No doubt, Toshio’s attitude was a result of his socialization and upbringing. His was the sort of argument the Issei wanted to hear from the Nisei. It also reminisces the concept of the nation as a “melting-pot,” which combined and reduced attributes of numerous groups to forge a unified peoplehood. All the same, this kind of hybrid imagining of the nation was not entirely a diasporic construct. Japanese statesmen, too, admonished the Nisei to commit to their country, not Japan. As former Minister of Colonial Affairs and governor of Tokyo Nagata Hidejirō (1876-1943) told Sato, education of Nisei must focus on their growth into “good Canadians” (zenryō naru kanada-jin). [9] He used a parable of marriage within the patriarchal mores of Japanese modernity to argue that, like a wife who commits herself to the prosperity of her husband’s family, the Nisei must devote themselves to their adoptive nation. The wife’s donning of a white kimono during the wedding symbolized her “death” as a member of her natal family. Likewise, the Nisei must have no question about their allegiance. Yet, he argued for the importance of nurturing the Nisei with Japanese morality, for that was the basis for the progress of the Japanese nation (nihon minzoku no hatten). Here, Nagata’s nationalism is not exclusive or antagonistic to Canada. He placed the Nisei in the body politic of the Canadian state, just as he regarded them members of the Japanese ethnic community extending across the Pacific. Nisei’s Japaneseness, vitalized by moralistic education, boosted their capacity to contribute to both.

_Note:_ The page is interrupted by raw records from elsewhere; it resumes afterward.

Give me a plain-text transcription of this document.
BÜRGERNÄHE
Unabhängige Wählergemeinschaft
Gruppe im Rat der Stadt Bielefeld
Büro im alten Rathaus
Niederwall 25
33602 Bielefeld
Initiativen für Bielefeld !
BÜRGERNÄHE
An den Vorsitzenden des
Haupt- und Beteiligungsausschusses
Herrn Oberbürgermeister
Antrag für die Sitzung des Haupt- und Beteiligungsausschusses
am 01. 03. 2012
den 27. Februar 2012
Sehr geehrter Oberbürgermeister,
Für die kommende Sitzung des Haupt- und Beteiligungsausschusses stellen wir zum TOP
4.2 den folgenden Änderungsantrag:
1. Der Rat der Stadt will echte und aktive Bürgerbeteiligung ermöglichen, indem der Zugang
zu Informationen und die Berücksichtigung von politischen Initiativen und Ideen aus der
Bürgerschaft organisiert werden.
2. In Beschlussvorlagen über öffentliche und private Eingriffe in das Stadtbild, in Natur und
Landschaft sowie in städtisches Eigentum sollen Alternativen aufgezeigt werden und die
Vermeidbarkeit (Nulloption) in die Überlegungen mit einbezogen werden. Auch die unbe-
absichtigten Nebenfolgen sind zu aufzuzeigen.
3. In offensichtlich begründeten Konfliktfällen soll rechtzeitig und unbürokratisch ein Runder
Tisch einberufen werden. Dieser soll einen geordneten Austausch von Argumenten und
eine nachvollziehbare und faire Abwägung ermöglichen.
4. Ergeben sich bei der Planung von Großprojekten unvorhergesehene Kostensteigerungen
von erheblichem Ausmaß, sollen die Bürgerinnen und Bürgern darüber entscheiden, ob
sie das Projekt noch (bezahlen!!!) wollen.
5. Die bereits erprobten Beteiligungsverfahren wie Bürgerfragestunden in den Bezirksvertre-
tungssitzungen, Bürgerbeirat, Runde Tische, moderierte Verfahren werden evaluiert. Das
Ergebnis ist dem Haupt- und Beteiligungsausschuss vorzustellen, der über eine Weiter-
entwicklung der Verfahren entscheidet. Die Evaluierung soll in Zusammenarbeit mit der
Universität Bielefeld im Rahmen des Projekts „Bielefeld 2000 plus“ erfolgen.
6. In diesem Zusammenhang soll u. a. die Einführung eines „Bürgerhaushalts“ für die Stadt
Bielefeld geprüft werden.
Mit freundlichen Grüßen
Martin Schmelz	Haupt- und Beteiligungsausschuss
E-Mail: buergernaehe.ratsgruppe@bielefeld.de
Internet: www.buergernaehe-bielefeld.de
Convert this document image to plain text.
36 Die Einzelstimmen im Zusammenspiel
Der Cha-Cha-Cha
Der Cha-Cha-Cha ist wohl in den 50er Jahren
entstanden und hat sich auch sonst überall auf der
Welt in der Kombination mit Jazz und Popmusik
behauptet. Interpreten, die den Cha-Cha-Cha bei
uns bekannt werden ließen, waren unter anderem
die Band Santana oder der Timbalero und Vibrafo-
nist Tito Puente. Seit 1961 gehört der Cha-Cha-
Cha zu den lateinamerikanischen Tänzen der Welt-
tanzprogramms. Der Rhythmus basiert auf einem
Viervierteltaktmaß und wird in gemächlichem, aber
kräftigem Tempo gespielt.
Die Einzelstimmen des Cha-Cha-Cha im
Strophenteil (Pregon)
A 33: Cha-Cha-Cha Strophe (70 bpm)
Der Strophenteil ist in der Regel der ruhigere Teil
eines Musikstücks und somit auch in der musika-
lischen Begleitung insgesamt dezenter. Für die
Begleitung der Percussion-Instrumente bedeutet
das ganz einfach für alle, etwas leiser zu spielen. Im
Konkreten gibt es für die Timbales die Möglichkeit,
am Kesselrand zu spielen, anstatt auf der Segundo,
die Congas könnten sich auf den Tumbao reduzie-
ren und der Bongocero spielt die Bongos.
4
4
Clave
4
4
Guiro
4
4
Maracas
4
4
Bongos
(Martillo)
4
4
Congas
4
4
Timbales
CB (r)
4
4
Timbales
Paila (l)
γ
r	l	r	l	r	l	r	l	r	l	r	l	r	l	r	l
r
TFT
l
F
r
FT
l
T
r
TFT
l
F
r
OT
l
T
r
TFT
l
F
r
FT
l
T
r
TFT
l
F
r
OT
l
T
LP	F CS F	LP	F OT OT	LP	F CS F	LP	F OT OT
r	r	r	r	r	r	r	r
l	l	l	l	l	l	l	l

Indeed, a sense of dual belonging was the orthodox way the community understood and situated itself in Canada, and this was related to the notion that it occupied a space linked with the British empire, Japan’s ally in the contentious arena of global politics.
Performing Collective Identity
The hybrid identity was not only debated or discussed but also enacted in public spaces.
Taken on the day of the opening ceremony of the 1928 school building, the photograph shows the Rising Sun beside Red Ensign which was the Canadian flag at the time, draped over the main entrance while the Union Jack flies above on the flagpole. The flags befit an institution dedicated to the transmission of Japanese language and culture to Canadian-born children to facilitate their growth as good Canadians.
The flags were also dramatically displayed during graduation ceremonies at the school as well as communal events and gatherings.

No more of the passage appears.